Sunday, 6 October 2013

Toasted coconut scallops

Alan and I had dinner at our local tavern during the week. They had just revamped their menu,  and Wednesday night was "two for one" so we would have been mad not to go. On the menu was "Toasted coconut, caramelised scallops, avocado and cherry tomato crush". It was sublime, absolute divinity. 

The avo was slightly spiced and mashed roughly, with chopped cherry tomatoes running through it, and these delicate scallops, about 12 in all, were sprinkled about and coated in these crisp coconut crumbs. So of course I had to come home, google it  and make my own. We had it last night and it was heaven. 

Here's the recipe for the scallop part. I'll leave it to you to mash your avo and chop the tomatoes. If it helps, I served the whole thing on baby spinach with a drizzle of balsamic and olive oil. I wish I had taken a picture.

Serves 2

Ingredients

1½ cups sweetened flaked coconut
2 cups boiling-hot water
¼ teaspoon cayenne or paprika
½ teaspoon salt
200g sea scallops, no shell or roe
1 cup all-purpose flour
2 egg lightly whisked
½ cup vegetable oil
lime wedges to serve

Method

Preheat oven to 190⁰C

In a small bowl stir together coconut and water. Drain coconut in a sieve and pat dry.

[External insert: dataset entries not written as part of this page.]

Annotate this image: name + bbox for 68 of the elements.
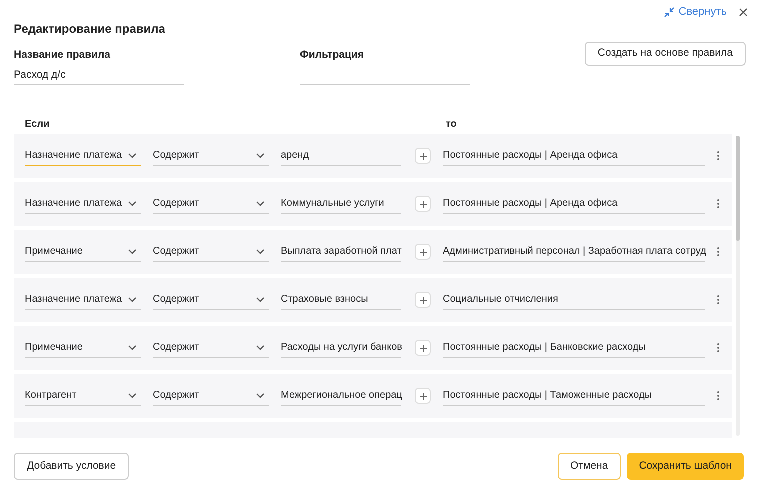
value-field[interactable]: Выплата заработной плат [281,242,401,262]
chevron-down-icon [128,392,137,398]
add-condition-button[interactable]: Добавить условие [14,453,130,480]
close-icon[interactable] [739,8,748,17]
plus-icon [420,344,426,352]
chevron-down-icon [256,392,265,398]
create-from-rule-button[interactable]: Создать на основе правила [584,42,746,66]
column-header: Если [25,118,51,131]
target-field[interactable]: Социальные отчисления [443,290,705,310]
operator-dropdown[interactable]: Содержит [153,386,269,406]
value-field[interactable]: аренд [281,146,401,166]
more-icon[interactable] [717,199,720,209]
field-label: Фильтрация [300,48,365,62]
plus-icon [420,296,426,304]
chevron-down-icon [128,296,137,302]
collapse-icon [664,7,675,18]
plus-icon [420,248,426,256]
chevron-down-icon [128,152,137,158]
chevron-down-icon [256,152,265,158]
value-field[interactable]: Межрегиональное операц [281,386,401,406]
field-dropdown[interactable]: Назначение платежа [25,146,141,166]
value-field[interactable]: Страховые взносы [281,290,401,310]
operator-dropdown[interactable]: Содержит [153,194,269,214]
scrollbar[interactable] [736,136,740,436]
chevron-down-icon [256,248,265,254]
add-button[interactable] [415,196,431,212]
chevron-down-icon [256,296,265,302]
operator-dropdown[interactable]: Содержит [153,290,269,310]
more-icon[interactable] [717,247,720,257]
rule-name-field[interactable]: Расход д/с [14,67,184,85]
dialog-title: Редактирование правила [13,21,166,38]
chevron-down-icon [256,200,265,206]
field-dropdown[interactable]: Примечание [25,242,141,262]
more-icon[interactable] [717,151,720,161]
chevron-down-icon [128,200,137,206]
collapse-link[interactable]: Свернуть [664,4,727,21]
operator-dropdown[interactable]: Содержит [153,338,269,358]
field-label: Название правила [14,48,112,62]
target-field[interactable]: Постоянные расходы | Таможенные расходы [443,386,705,406]
field-dropdown[interactable]: Примечание [25,338,141,358]
field-dropdown[interactable]: Назначение платежа [25,194,141,214]
chevron-down-icon [128,248,137,254]
more-icon[interactable] [717,295,720,305]
target-field[interactable]: Постоянные расходы | Аренда офиса [443,146,705,166]
target-field[interactable]: Постоянные расходы | Банковские расходы [443,338,705,358]
chevron-down-icon [256,344,265,350]
field-dropdown[interactable]: Назначение платежа [25,290,141,310]
value-field[interactable]: Коммунальные услуги [281,194,401,214]
chevron-down-icon [128,344,137,350]
add-button[interactable] [415,292,431,308]
more-icon[interactable] [717,343,720,353]
add-button[interactable] [415,148,431,164]
target-field[interactable]: Постоянные расходы | Аренда офиса [443,194,705,214]
cancel-button[interactable]: Отмена [558,453,622,480]
add-button[interactable] [415,340,431,356]
field-dropdown[interactable]: Контрагент [25,386,141,406]
operator-dropdown[interactable]: Содержит [153,146,269,166]
plus-icon [420,200,426,208]
add-button[interactable] [415,244,431,260]
add-button[interactable] [415,388,431,404]
value-field[interactable]: Расходы на услуги банков [281,338,401,358]
save-button[interactable]: Сохранить шаблон [627,453,744,480]
operator-dropdown[interactable]: Содержит [153,242,269,262]
column-header: то [446,118,457,131]
more-icon[interactable] [717,391,720,401]
plus-icon [420,152,426,160]
plus-icon [420,392,426,400]
target-field[interactable]: Административный персонал | Заработная плата сотруд [443,242,705,262]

On a baking sheet spread coconut in one layer and bake in middle of oven until pale golden, about 10-15 minutes. In a bowl stir together coconut, cayenne, and salt.

Pat scallops dry and season with salt and pepper. In two separate shallow bowls have ready flour and lightly beaten egg. Dredge scallops in flour, shaking off excess. Dip each scallop in egg, letting excess drip off, then coat well with coconut.

Heat a skillet over moderate heat, add the oil until it's pretty hot but not smoking and cook scallops until golden and just cooked through, no mor than 45-60 seconds each side.

Drain scallops on paper towels. Stack on top of avo mash, and serve with lime wedges.

Wednesday, 2 October 2013

Chocolate self-saucing pudding

It's really almost too far into spring to think about hot desserts but when I read this morning that a cooler change was imminent, I figured this stalwart could survive one more outing. Cooks by itself, really, and all you need to do is make sure you didn't serve a huge main meal, because you need lots of tummy space for this. 

My love and eternal devotion goes to Bill Granger for this. You'll find it in his "Bills' Food" book. 

Ingredients

Pudding
125g Plain Flour
Pinch of Salt
120g caster sugar
3 teaspoons baking powder
4 tablespoons cocoa powder
250ml milk - be brave and use full-fat
85g unsalted butter melted
2 eggs lightly beaten
1 teaspoon vanilla extract
Double cream or crème fraiche to serve

Topping
185g soft brown sugar
2 tablespoons cocoa powder
250 ml boiling water

Method

Preheat the oven to 180°C

Sift the flour, salt, sugar, baking powder and cocoa powder into a bowl.

Add the milk, butter, egg and vanilla extract and mix with beaters until combined.

Pour into four 250 ml (1 cup) greased pudding moulds.

To make the topping, stir the brown sugar and cocoa powder in a bowl to combine, then sprinkle it over the pudding batter.

Pour boiling water carefully over the puddings, then bake for 20 to 25 minutes.

Serve with thick cream. What could be easier!